Hosea 13:2 - Commentary Critical and Explanatory on the Whole Bible

Bible Comments

And now they sin more and more, and have made them molten images of their silver, and idols according to their own understanding, all of it the work of the craftsmen: they say of them, Let the men that sacrifice kiss the calves.

And now they ... have made them ... idols according to their own understanding - i:e., their arbitrary devising. Compare "will worship" (Colossians 2:23). Men are not to be "wise above that which is written," or to follow their own understanding, but God's command, in worship.

They say of them, Let the men that sacrifice kiss the calves - an act of adoration to the golden calves (Psalms 106:20, "They changed their glory into the similitude of an ox that eateth grass;" cf. 1 Kings 19:18; Job 31:27). On the contrary, God commands, "Kiss the Son, lest He be angry, and ye perish from the way, when His wrath is kindled but a little" (Psalms 2:12). Jeroboam, a refugee in Egypt (1 Kings 11:40; 1 Kings 12:2), had there seen nature worshipped under the form of a calf. Thus two living bulls, Apis and Mnevis, were worshipped as symbols of Osiris and the sun at Memphis and Heliopolis (Diodorus Siculus, 1: 21; Strabo, 17: 22, 27).
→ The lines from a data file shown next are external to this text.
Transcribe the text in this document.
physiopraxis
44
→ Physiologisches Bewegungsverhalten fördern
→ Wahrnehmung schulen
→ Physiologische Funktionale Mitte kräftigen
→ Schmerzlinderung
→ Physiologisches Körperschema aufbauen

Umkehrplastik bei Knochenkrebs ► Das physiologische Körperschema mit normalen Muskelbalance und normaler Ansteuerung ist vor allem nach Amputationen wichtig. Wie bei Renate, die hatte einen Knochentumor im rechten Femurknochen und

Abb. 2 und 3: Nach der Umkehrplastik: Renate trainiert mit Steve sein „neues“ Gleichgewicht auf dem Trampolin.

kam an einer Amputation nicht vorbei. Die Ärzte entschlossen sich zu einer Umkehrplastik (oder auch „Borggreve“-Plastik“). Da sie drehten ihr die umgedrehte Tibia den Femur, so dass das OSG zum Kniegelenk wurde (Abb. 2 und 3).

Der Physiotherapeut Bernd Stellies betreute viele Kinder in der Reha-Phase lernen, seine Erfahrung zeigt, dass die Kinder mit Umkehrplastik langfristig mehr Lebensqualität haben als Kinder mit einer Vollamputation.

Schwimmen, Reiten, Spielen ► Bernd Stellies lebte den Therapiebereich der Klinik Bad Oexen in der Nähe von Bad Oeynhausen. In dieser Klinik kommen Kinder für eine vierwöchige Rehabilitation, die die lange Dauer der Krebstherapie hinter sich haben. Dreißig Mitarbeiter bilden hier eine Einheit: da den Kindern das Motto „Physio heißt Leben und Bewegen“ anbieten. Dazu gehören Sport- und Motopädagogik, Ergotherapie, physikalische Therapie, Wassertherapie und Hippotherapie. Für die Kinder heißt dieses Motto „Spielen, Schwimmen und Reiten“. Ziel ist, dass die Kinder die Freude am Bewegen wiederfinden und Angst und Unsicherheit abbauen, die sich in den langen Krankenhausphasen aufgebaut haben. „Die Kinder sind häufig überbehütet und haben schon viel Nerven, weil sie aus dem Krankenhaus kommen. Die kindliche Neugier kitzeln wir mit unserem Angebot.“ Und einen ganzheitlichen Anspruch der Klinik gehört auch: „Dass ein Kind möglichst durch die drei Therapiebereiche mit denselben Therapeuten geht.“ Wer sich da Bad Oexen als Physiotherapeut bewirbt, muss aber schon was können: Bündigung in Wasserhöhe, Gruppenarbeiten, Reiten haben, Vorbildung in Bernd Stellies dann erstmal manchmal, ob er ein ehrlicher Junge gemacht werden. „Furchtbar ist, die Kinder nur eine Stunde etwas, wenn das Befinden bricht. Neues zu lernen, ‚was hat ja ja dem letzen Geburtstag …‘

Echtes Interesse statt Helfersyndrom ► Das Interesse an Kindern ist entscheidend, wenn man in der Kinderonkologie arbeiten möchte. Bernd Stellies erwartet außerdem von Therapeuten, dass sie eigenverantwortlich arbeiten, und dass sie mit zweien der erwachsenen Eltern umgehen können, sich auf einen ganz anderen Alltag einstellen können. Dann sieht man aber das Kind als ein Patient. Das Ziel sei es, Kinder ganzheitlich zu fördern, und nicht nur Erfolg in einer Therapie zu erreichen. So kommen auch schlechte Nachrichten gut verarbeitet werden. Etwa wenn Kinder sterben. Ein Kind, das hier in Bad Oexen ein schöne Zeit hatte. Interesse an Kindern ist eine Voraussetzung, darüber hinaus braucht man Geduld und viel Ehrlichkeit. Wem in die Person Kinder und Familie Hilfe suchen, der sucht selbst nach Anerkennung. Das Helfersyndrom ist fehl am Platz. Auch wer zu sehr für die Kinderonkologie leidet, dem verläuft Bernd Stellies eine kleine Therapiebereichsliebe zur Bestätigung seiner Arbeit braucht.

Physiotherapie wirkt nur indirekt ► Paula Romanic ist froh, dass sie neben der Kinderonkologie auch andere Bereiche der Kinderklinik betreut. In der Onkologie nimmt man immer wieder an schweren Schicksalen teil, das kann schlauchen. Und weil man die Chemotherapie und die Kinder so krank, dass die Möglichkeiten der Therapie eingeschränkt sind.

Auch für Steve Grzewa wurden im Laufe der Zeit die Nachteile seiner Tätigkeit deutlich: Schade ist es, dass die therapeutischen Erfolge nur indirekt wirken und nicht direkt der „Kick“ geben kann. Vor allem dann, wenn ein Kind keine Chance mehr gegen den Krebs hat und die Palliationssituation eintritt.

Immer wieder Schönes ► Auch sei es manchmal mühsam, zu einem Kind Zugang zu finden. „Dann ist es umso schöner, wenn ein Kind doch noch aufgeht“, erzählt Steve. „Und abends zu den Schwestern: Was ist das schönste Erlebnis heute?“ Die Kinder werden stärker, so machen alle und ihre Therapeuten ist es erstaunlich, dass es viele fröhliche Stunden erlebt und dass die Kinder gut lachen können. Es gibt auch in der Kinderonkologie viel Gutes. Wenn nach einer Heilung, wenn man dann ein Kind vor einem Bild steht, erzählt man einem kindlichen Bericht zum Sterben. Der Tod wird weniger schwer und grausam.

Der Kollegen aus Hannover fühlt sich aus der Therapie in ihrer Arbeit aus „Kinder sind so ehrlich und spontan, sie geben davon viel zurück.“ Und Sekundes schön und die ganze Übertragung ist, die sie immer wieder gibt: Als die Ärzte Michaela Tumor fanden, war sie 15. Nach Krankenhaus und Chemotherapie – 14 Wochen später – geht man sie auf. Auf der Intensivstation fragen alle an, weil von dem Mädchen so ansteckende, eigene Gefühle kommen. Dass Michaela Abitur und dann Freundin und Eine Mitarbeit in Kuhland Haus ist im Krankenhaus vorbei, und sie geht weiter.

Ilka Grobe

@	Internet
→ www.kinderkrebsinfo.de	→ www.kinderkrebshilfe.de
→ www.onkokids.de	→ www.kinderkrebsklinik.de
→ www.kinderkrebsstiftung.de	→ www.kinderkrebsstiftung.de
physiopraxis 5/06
As, therefore, Aaron had already, in compliance with the people's wish, made two calves of gold, saying, "These be thy gods, O Israel, which brought thee up out of the land of Egypt" (Exodus 32:4), so Jeroboam, in order to prevent the people's heart turning again to the King of Judah, by their going up to worship in the temple at Jerusalem, set up golden calves, representatives of Yahweh, and like the ox-formed cherubim on the mercy-seat, one in Dan, the other in Bethel, using the very words of Aaron, whose memory the people so revered, "Behold thy gods, O Israel, which brought thee up out of the land of Egypt" (1 Kings 12:28).

The temple at Bethel was the king's chapel, the temple of the state (Amos 7:13). God had forbidden men so to worship Him; nor was it He who was so worshipped at Bethel and Dan, though Jeroboam probably meant it. People, when they alter God's truth, alter more than they think for. Such is the lot of all heresy. The calf was the symbol, not of the personal God, but of ever-renewed life-His continued vivifying of all that lives, and renewing of what decays. So what was worshipped was not God, but much what men now call 'Nature.' The calf was a symbol of nature-such as men say, Nature does this or that, nature makes man so and so; as if 'nature' were a sort of semi-deity, or creation were its own creator. 'As men now profess to own God, and do own Him in the abstract, but talk of nature until they forget Him, or because they forget Him, so Jeroboam, a shrewd, practical, irreligious man, stepped into a worship of nature, while he thought, doubtless, he was doing honour, to the Creator, and professing a belief in Him' (Pusey).

Hosea 13:2

2 And now they sina more and more, and have made them molten images of their silver, and idols according to their own understanding, all of it the work of the craftsmen: they say of them, Let the men that sacrifice kiss the calves.